FHC Credit Union doubled its net surplus in 2021 compared to the previous year. Its capital and liquidity positions remained adequate and above benchmark ratios.
Net surplus was $234.35 Million against $106.2 Million the previous year and loan disbursements totaling $4.17 Billion for the period.
During the heights of the COVID-19 pandemic in the 2021 financial year, the Credit Union used the opportunity to place great effort behind driving automation and digital transformation while encouraging financial prudence amongst its member base, and capitalizing on unique relationship building strategies, a release from the FHC said.

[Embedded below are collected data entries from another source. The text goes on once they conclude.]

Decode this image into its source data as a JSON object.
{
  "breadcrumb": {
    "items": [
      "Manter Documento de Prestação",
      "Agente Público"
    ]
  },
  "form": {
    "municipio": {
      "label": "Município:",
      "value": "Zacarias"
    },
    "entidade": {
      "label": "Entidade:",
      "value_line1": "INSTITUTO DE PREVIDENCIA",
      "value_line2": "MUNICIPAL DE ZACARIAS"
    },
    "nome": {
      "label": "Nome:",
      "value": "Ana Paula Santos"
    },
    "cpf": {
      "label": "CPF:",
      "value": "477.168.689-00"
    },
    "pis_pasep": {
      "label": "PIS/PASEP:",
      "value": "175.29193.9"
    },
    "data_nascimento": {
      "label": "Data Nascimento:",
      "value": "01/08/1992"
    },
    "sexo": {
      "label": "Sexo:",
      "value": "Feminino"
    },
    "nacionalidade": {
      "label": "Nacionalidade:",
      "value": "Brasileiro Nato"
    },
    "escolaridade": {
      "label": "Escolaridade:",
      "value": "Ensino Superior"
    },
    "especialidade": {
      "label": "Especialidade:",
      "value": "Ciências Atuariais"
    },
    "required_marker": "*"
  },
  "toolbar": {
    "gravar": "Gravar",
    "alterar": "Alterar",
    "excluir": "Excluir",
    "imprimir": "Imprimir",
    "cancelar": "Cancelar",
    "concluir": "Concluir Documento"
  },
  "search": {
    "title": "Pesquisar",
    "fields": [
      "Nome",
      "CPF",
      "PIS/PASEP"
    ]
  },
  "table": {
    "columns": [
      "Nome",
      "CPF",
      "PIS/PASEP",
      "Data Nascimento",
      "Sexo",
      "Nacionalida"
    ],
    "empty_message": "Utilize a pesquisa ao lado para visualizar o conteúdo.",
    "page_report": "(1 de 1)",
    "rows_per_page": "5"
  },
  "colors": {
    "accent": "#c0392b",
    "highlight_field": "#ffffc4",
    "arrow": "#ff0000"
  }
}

Though face-to-face interaction remained limited, the FHC team developed creative ways to stay connected and engaged with stakeholders.
Speaking at their tenth Annual General Meeting held at the Jamaica Pegasus Hotel on Thursday, May 19, 2022, CEO Roxann Linton said: “….This year we continued to provide understanding and support to our membership’s unique circumstances. We listened to their needs and it became a never-ending flow of useful information,”
She emphasized that the Member Assistance Programme is still available to members and encouraged those who might be facing difficulties with meeting their obligations to seek dialogue with the Credit Union.
She said construction is underway to establish a permanent branch in Morant Bay, St. Thomas by late this year.
The hybrid meeting concluded with the historic passing of a special resolution for the creation of a new ‘Starter Membership’ tier that will facilitate access to the services of the Credit Union for young adult students aged 18 – 24 years and the unemployed or low income-earners without the financial capabilities to afford the full membership fee.